Terapia Comunitária Integrativa ganha espaço na Saúde

Rodas de conversa integram as Práticas Integrativas Complementares; criadas em locais como as UBSs, elas são abertas e mediadas por profissionais dos equipamentos

"Quando a boca cala, o corpo fala. E quando a boca fala, o corpo sara". A frase, do psiquiatra e antropólogo Adalberto de Paula Barreto, resume o conceito por trás da Terapia Comunitária Integrativa, criada por ele. A TCI é uma das 29 Práticas Integrativas Complementares (PICs) disponíveis atualmente no Sistema Único de Saúde (SUS), e vem sendo implementada na rede municipal de saúde de São Paulo.

Em 2022, cerca de 90 profissionais atuantes em todas as regiões da cidade passaram por um curso de formação de 240 horas. Hoje, eles conduzem grupos de TCI nas Unidades Básicas de Saúde (UBSs) e outros equipamentos da rede municipal. São grupos abertos que se reúnem semanalmente, em rodas de conversa nas quais todos – pacientes da unidade, pessoas da comunidade, têm voz e podem compartilhar questões, problemas, desassossegos e dores da alma.

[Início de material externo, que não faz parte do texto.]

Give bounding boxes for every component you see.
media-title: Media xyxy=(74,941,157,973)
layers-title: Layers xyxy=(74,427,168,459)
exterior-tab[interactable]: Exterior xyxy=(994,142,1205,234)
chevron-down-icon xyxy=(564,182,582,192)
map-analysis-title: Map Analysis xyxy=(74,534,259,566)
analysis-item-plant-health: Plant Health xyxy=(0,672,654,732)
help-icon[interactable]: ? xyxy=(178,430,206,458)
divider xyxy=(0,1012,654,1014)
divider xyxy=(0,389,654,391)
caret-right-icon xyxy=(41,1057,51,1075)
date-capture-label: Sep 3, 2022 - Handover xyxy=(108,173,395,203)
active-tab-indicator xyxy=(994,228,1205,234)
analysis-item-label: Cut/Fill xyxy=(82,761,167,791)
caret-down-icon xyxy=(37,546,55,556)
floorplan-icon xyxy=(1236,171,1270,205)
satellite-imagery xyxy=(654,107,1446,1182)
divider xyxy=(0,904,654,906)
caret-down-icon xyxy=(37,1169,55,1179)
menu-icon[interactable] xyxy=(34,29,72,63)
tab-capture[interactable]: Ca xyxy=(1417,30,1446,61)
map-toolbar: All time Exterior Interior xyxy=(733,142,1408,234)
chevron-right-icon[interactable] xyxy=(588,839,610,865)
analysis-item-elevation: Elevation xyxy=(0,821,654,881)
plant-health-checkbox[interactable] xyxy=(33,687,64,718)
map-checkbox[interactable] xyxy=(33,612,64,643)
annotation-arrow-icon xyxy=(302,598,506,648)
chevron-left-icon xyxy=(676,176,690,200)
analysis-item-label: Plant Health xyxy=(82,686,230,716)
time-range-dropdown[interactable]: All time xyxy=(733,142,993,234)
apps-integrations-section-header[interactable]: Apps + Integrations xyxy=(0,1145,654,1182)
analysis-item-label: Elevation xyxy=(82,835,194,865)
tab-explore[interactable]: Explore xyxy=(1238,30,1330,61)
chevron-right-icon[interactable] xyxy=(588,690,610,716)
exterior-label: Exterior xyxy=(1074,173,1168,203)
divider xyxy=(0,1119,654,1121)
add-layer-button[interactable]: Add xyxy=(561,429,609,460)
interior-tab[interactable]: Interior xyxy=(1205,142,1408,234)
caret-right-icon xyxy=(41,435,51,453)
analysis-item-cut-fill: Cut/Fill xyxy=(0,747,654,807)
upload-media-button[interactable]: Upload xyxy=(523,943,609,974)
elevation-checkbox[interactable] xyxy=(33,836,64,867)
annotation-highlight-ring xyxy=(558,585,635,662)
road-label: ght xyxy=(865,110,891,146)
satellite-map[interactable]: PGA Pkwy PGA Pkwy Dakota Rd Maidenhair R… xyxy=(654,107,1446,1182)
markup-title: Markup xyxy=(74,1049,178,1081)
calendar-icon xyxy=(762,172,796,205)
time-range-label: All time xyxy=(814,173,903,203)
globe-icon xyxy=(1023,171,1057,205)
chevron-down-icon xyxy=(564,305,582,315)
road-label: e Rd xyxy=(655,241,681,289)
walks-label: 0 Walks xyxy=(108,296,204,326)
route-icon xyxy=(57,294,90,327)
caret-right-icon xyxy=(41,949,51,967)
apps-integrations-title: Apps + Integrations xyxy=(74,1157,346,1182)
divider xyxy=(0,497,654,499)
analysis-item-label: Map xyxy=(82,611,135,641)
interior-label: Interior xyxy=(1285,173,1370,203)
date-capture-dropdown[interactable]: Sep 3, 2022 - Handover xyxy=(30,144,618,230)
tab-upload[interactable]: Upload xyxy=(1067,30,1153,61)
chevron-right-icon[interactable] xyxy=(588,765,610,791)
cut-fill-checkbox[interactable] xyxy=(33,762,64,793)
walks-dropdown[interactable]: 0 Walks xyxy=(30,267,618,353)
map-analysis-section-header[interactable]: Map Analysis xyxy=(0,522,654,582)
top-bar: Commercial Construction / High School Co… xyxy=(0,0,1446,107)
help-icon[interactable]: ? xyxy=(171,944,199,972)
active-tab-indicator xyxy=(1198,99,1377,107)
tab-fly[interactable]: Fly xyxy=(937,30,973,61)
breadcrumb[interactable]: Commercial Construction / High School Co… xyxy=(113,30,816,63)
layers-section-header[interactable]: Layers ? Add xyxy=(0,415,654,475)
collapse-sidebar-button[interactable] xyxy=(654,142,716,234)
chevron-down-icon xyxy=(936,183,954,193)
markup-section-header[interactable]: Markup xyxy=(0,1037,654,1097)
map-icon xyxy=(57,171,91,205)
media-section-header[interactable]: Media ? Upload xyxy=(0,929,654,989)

Cabe ao mediador, que pode ser qualquer profissional da unidade, atuar como um facilitador deste processo. O ponto fundamental da Terapia Comunitária Integrativa, no entanto, está na horizontalidade, sem relação de poder entre os atores, com o objetivo de criar e fortalecer os laços sociais, em uma dinâmica na qual cada participante é corresponsável pelo processo terapêutico individual e coletivo, ao partilhar suas experiências e vivências com todos na roda. Neste processo, pode ocorrer identificação, insights para o encaminhamento de questões e até mesmo um resgate da identidade e da autoestima.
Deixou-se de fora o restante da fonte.